I find myself staring at the ceiling as if in momentary regret that I can read. It had been so long since I had read Sandoz and others that it was an effort to remember who Touch the Clouds was. I checked a reference text and discovered that this man with the curious name was the medicine man in whose arms Crazy Horse died. He Dog was allowed to visit his friend during the last few moments of his life.

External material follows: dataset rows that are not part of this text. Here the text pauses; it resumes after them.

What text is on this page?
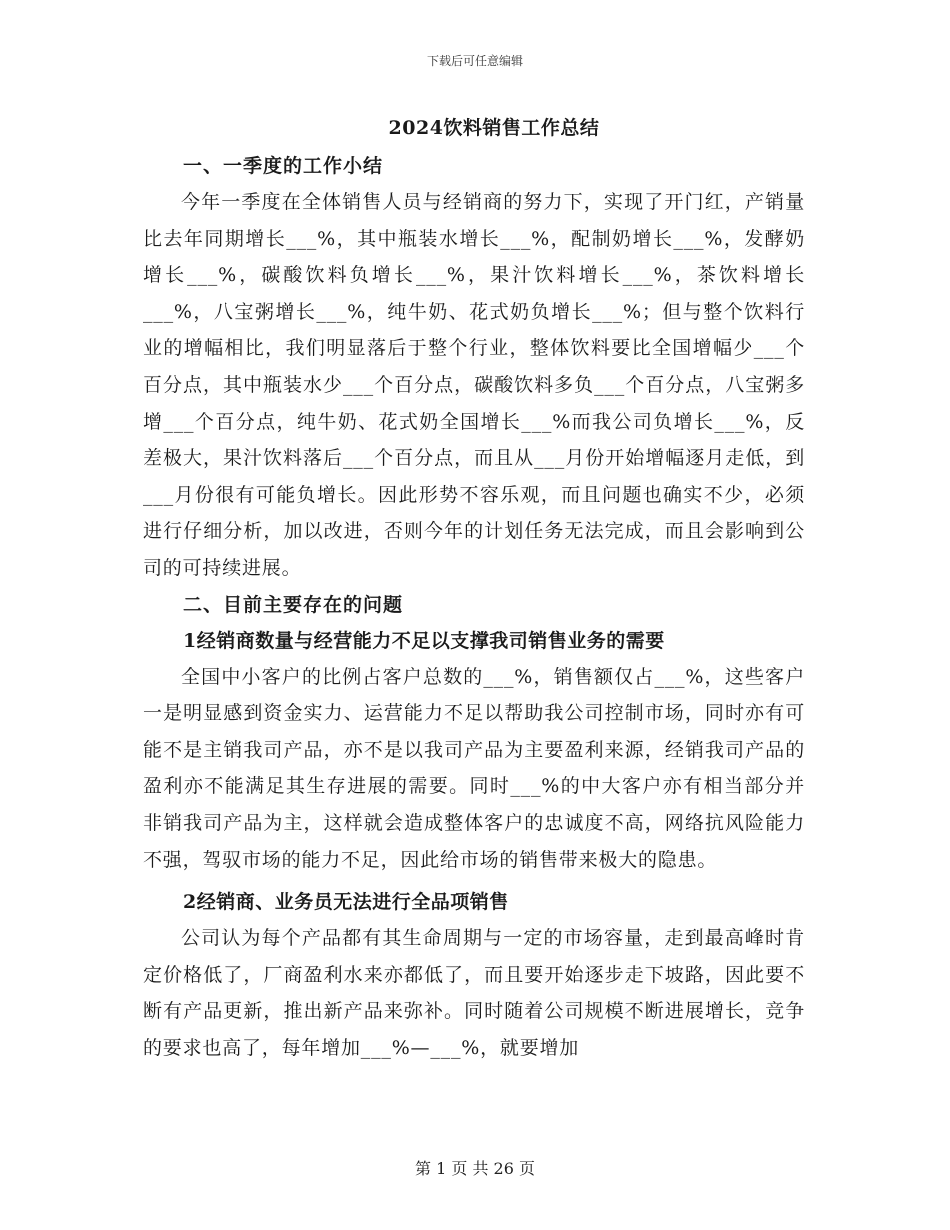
下载后可任意编辑
2024饮料销售工作总结
一、一季度的工作小结

今年一季度在全体销售人员与经销商的努力下，实现了开门红，产销量比去年同期增长___%，其中瓶装水增长___%，配制奶增长___%，发酵奶增长___%，碳酸饮料负增长___%，果汁饮料增长___%，茶饮料增长___%，八宝粥增长___%，纯牛奶、花式奶负增长___%；但与整个饮料行业的增幅相比，我们明显落后于整个行业，整体饮料要比全国增幅少___个百分点，其中瓶装水少___个百分点，碳酸饮料多负___个百分点，八宝粥多增___个百分点，纯牛奶、花式奶全国增长___%而我公司负增长___%，反差极大，果汁饮料落后___个百分点，而且从___月份开始增幅逐月走低，到___月份很有可能负增长。因此形势不容乐观，而且问题也确实不少，必须进行仔细分析，加以改进，否则今年的计划任务无法完成，而且会影响到公司的可持续进展。

二、目前主要存在的问题
1经销商数量与经营能力不足以支撑我司销售业务的需要

全国中小客户的比例占客户总数的___%，销售额仅占___%，这些客户一是明显感到资金实力、运营能力不足以帮助我公司控制市场，同时亦有可能不是主销我司产品，亦不是以我司产品为主要盈利来源，经销我司产品的盈利亦不能满足其生存进展的需要。同时___%的中大客户亦有相当部分并非销我司产品为主，这样就会造成整体客户的忠诚度不高，网络抗风险能力不强，驾驭市场的能力不足，因此给市场的销售带来极大的隐患。

2经销商、业务员无法进行全品项销售

公司认为每个产品都有其生命周期与一定的市场容量，走到最高峰时肯定价格低了，厂商盈利水来亦都低了，而且要开始逐步走下坡路，因此要不断有产品更新，推出新产品来弥补。同时随着公司规模不断进展增长，竞争的要求也高了，每年增加___%—___%，就要增加

第 1 页 共 26 页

I turned from the desk, sensing I was being watched, to find the geese at the screen door waiting for dinner. Perhaps they were hoping for another bag of Frieda's corn chips. My wife and daughter had shared the affections of a nasty little toy poodle who preferred fried chicken livers. This mutt had shit in my shoe and I fed it a teaspoon of Tabasco in punishment. The dog had done a precise little aerial flip and begged for more hot sauce.

I walked toward the house, trailed by geese, just as Dalva came out the door with a pail of feed. The birds rushed her with their peculiar wobble-trot. How could I understand the past when I couldn't comprehend geese? I thought. Dalva looked rested and spiffy in a pale-blue summer dress and sandals.

“Can I do it? I'm trying to make contact with terrestrial creatures.” She handed me the pail and I flung handfuls of grain around the barnyard with a light heart.